3 April 2005
Japanese News: The least independent and trustworthy media in the democratic world?
- By Adam Gamble and Takesato Watanabe www.mediachannel.org
Kyoto -- As Dan Rather signed off from The CBS Evening News, and a slew of media scandals continued to reverberate all across America -- ranging from the US Education Department paying journalists to promote its policies to propagandistic "video news releases" produced by other government agencies being used as fake news on television stations -- the latest Gallup Poll showed that only 20 percent of Americans still trust their news media.
It could be worse, said NBC News president Neal Shapiro: "We're still higher than congressmen and car salesman."
Shapiro is correct. But if you think that the U.S. media's problems are bad, at least they have not yet sunk to the level of America's closest trading partner, Japan, whose media is cringingly compliant to government interests.
Many decades ago, Japan pioneered the consolidated ownership structure and cozy government relationships that currently threaten US media credibility. During the 1930s, more than 3,000 independent outlets were put out of business until just six staunchly pro-war corporations dominated Japan's news media.
Sound familiar?
The resulting structure of Japan's media remains largely the same today -- untouched by any post-World War II war reforms. The worst holdover from before the war is Japan's system of so-called press clubs -- roughly 1,300 press pools housed inside the very government and corporate entities they cover. Press-club reporters work closely with PR officers and tend to regurgitate the information fed them, often without cross-checking. They receive exclusive access to sources, and hundreds of millions of dollars in perks and subsidies. In exchange, they police themselves. Any journalist caught straying from the approved line is punished by colleagues -- even blackballed.

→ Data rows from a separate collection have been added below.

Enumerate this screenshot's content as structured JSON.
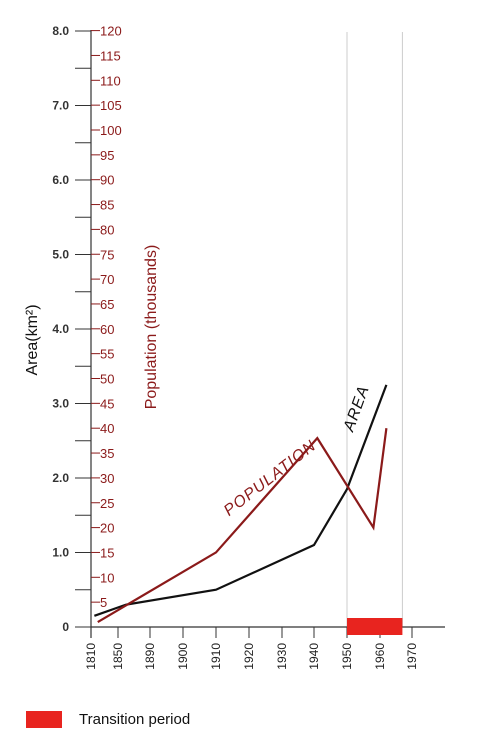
{
  "chart_data": {
    "type": "line",
    "x": [
      "1810",
      "1850",
      "1890",
      "1900",
      "1910",
      "1920",
      "1930",
      "1940",
      "1950",
      "1960",
      "1970"
    ],
    "left_axis": {
      "label": "Area(km²)",
      "ticks": [
        "0",
        "1.0",
        "2.0",
        "3.0",
        "4.0",
        "5.0",
        "6.0",
        "7.0",
        "8.0"
      ],
      "ylim": [
        0,
        8
      ]
    },
    "right_axis": {
      "label": "Population (thousands)",
      "ticks": [
        "5",
        "10",
        "15",
        "20",
        "25",
        "30",
        "35",
        "40",
        "45",
        "50",
        "55",
        "60",
        "65",
        "70",
        "75",
        "80",
        "85",
        "90",
        "95",
        "100",
        "105",
        "110",
        "115",
        "120"
      ],
      "ylim": [
        0,
        120
      ]
    },
    "series": [
      {
        "name": "AREA",
        "axis": "left",
        "color": "#111111",
        "points": [
          [
            "1815",
            0.15
          ],
          [
            "1860",
            0.3
          ],
          [
            "1910",
            0.5
          ],
          [
            "1940",
            1.1
          ],
          [
            "1950",
            1.85
          ],
          [
            "1962",
            3.25
          ]
        ]
      },
      {
        "name": "POPULATION",
        "axis": "right",
        "color": "#8b1a1a",
        "points": [
          [
            "1820",
            1
          ],
          [
            "1910",
            15
          ],
          [
            "1941",
            38
          ],
          [
            "1958",
            20
          ],
          [
            "1962",
            40
          ]
        ]
      }
    ],
    "transition_period": [
      "1950",
      "1967"
    ],
    "gridlines_vertical": [
      "1950",
      "1967"
    ],
    "legend": {
      "label": "Transition period",
      "color": "#e8241f",
      "placement": "bottom-left"
    }
  }
}
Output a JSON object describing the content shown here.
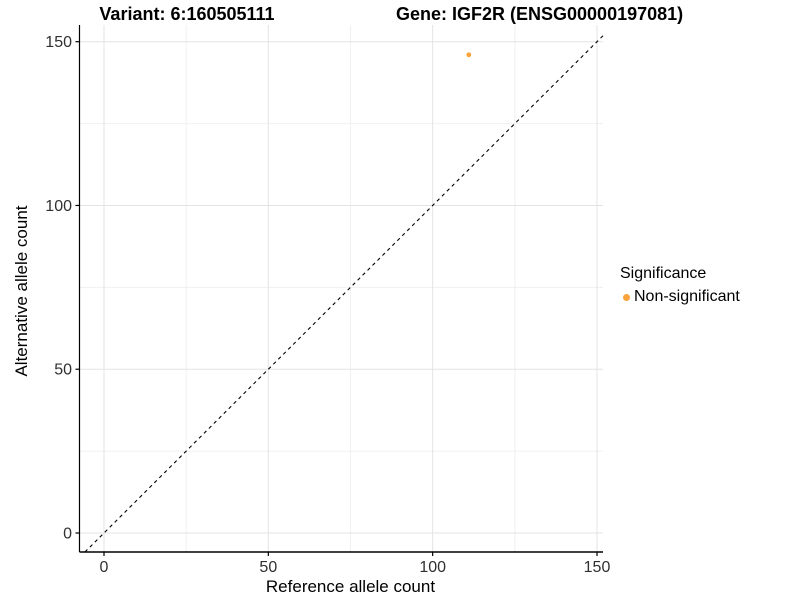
{
  "titles": {
    "variant": "Variant: 6:160505111",
    "gene": "Gene: IGF2R (ENSG00000197081)"
  },
  "axes": {
    "x_label": "Reference allele count",
    "y_label": "Alternative allele count"
  },
  "legend": {
    "title": "Significance",
    "items": [
      {
        "label": "Non-significant",
        "color": "#FAA23C"
      }
    ]
  },
  "chart_data": {
    "type": "scatter",
    "title": "Variant: 6:160505111    Gene: IGF2R (ENSG00000197081)",
    "xlabel": "Reference allele count",
    "ylabel": "Alternative allele count",
    "xlim": [
      0,
      150
    ],
    "ylim": [
      0,
      150
    ],
    "xticks": [
      0,
      50,
      100,
      150
    ],
    "yticks": [
      0,
      50,
      100,
      150
    ],
    "grid": "major+minor",
    "background": "#ffffff",
    "grid_major_color": "#e3e3e3",
    "grid_minor_color": "#f0f0f0",
    "axis_line_color": "#333333",
    "legend_position": "right",
    "series": [
      {
        "name": "Non-significant",
        "color": "#FAA23C",
        "points": [
          {
            "x": 111,
            "y": 146
          }
        ]
      }
    ],
    "reference_line": {
      "type": "identity",
      "style": "dashed",
      "color": "#000000"
    }
  }
}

Non-club outlets are relegated to outsider status -- even the influential, large-circulation weekly newsmagazines, shukanshi. But they are no real alternative to the insiders, since their own journalistic standards tend to fall somewhere between that of The National Inquirer and Hustler. Of the 20,000 working Japanese reporters -- club members and non-members alike -- perhaps as few as 1% have any university training in their profession, and only a handful have anything like a US journalism degree. The rest receive about two weeks of corporate "training" before being turned loose.
The result is the least independent, and arguably the least trustworthy, news media in the democratic world, whose transgressions could shock the most jaundiced American audience.
Consider the quasi-public television network and world's largest broadcaster NHK, recently caught censoring a 2001 show holding Tokyo responsible for "comfort women" forced into sex slavery during WWII. Two days before air, Liberal Democratic Party (LDP) politicians close to Prime Minister Koizumi expressed displeasure. NHK scrambled to cut footage of rape survivors, splicing in a preposterous academic calling the victims willing prostitutes.
Media denials of Japan's WWII atrocities -- the "comfort women," the Nanjing Massacre, sometimes Holocaust denial itself -- are politically useful because key LDP founders were in the imperial government and the party inherited the Imperial Household Agency's political mantle. Whitewashing the War legacy is therefore necessary to bolster the LDP's legitimacy. Japan's media also helps advance the current government agenda, which includes getting a permanent seat on the U.N. Security Council and projecting military power again "like a normal country," free from constraints of its pacifist postwar constitution.
Public opposition to Japan's deployment of some 1,000 troops to Iraq is a liability for this agenda, so the media dutifully repeats government assertions that these "Self-Defense Forces" are constitutionally deployed in a "non-combat zone." But when the violence escalated last year and belied this, mainstream Japanese outlets withdrew their reporters and now simply take their news from official military sources.
Similarly, when Japanese civilians were taken hostage in Iraq last year, public sympathy for them might have embarrassed the government. So the media was enlisted to spout the official line: that the hostages were unpatriotic troublemakers for remaining in Iraq against government advice.
In short, Japan's Fourth Estate has a giant pro-status-quo sign on the lawn. Not only is its lack of independence dangerous for Japan's one-party democracy, but the impunity with which the government manipulates it undermines democracy around the world. Indeed, judging from rising scandals and falling trust, the US and other Western media seem to be drifting more in Japan's direction than the other way around.
The European Union repeatedly protests Japan's press club system, while the Bush administration ignores it, and instead praises Japan as the great success story of democratic nation building. But Japanese media malfeasance will only continue and metastasize globally unless the US makes it clear that its commitment to promote democracy and press freedom applies not just in Lebanon, Iraq and Russia, but everywhere, including Japan, and even at home.
-- Adam Gamble and Takesato Watanabe are coauthors of the book "A Public Betrayed: An Inside Look at Japanese Media Atrocities and their Warnings to the West." Watanabe is a professor of Media Ethics at Doshisha University in Kyoto, Japan. Gamble is a Massachusetts-based writer and researcher.